Integritas seorang pendidik lahir dari lingkungan pendidikan mulai dari sekolah dasar hingga sarjana maka tidak mungkin untuk mendapat integritas dengan kejujuran dari suatu seminar, pelatihan, workshop hingga kursus terutama pendidikan formal. Tanpa perjalanan panjang dalam menempuh pendidikan dengan lingkungan yang mendukung tidak mungkin dapat menjadikan seseorang memiliki integritas dengan kejujuran yang baik, bahkan secara teoripun tidak mampu membuktikan variabelitas dari sebuah integritas.
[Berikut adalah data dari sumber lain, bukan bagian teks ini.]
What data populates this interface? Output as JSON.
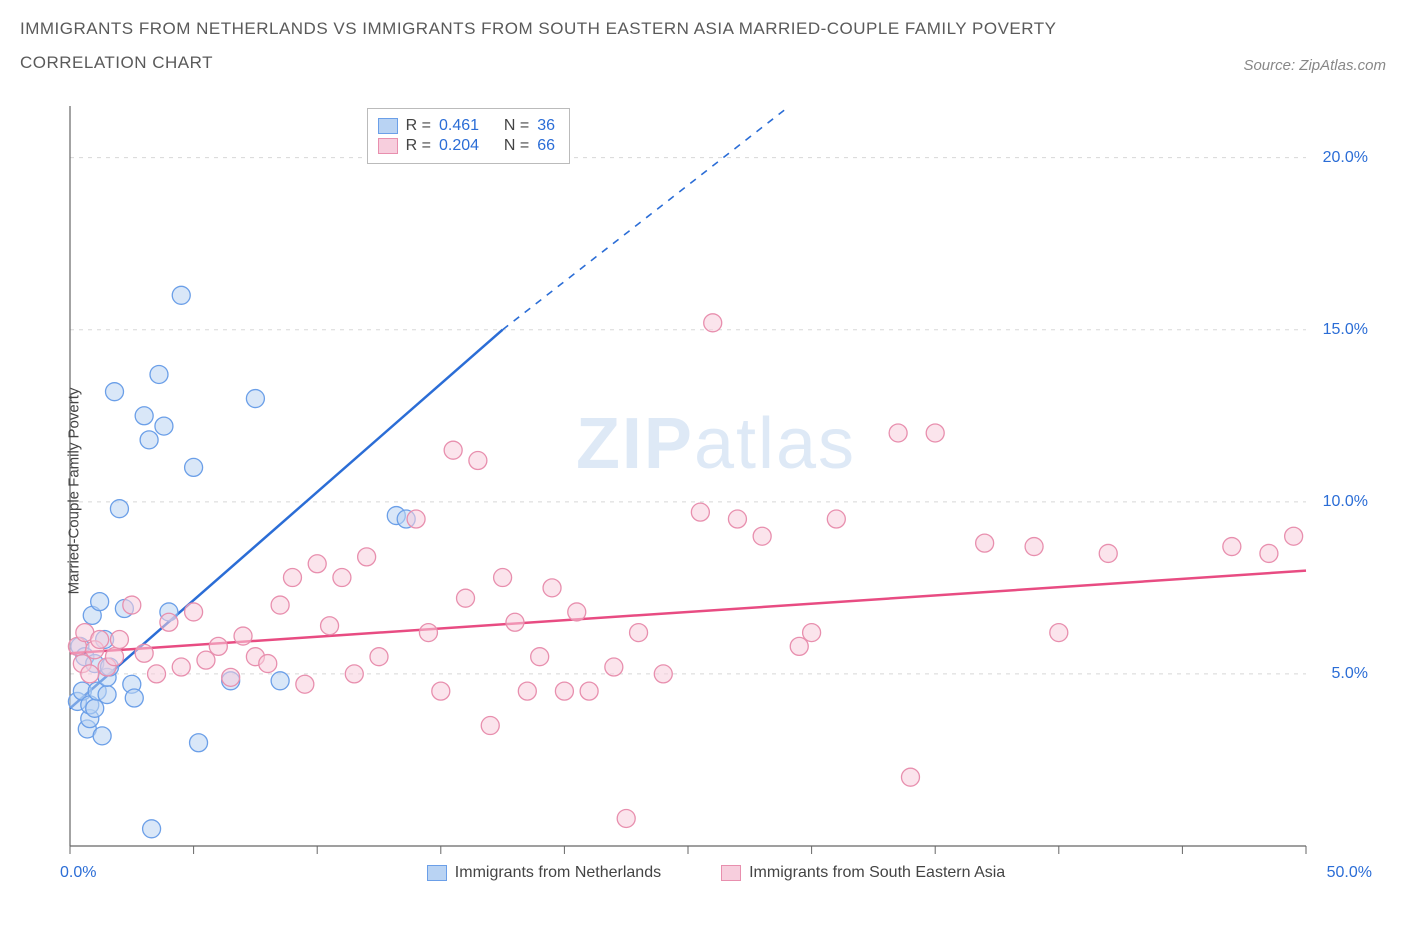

Banyak makna dapat diberikan kepada kata integritas seperti bermaksud orang yang arti integritas umumnya dihubungkan dengan suatu keutamaan/ kebajikan (virtue) atau karakter yang baik (Audi & Murphy 2006).

Sedangkan hubungan antara integritas dan kejujuranpun tidak mutlak sebuah keharusan tetapi tidak mungkin seseorang yang selalu jujur memiliki tingkat integritas yang rendah (Carter 1996, 52), dan Kejujuran buta tanpa pertimbangan kelayakan konteks malah bisa menunjukkan sifat narsistik dan ketidakpedulian terhadap akibat buruk yang bakal menimpa orang lain (Martin 1996, 121). Maka dapat disimpulkan bahwa tidak ada ukuran bahwa seseorang dapat diposisikan sebagai integrisator atau manusia yang hina dengan kelakuan korupsinya. Justifikasi seseorang terhadap kesalahanpun menjadi tolak ukur sementara yang rapuh untuk memerikan makna integritas terhadap sebuah profesi.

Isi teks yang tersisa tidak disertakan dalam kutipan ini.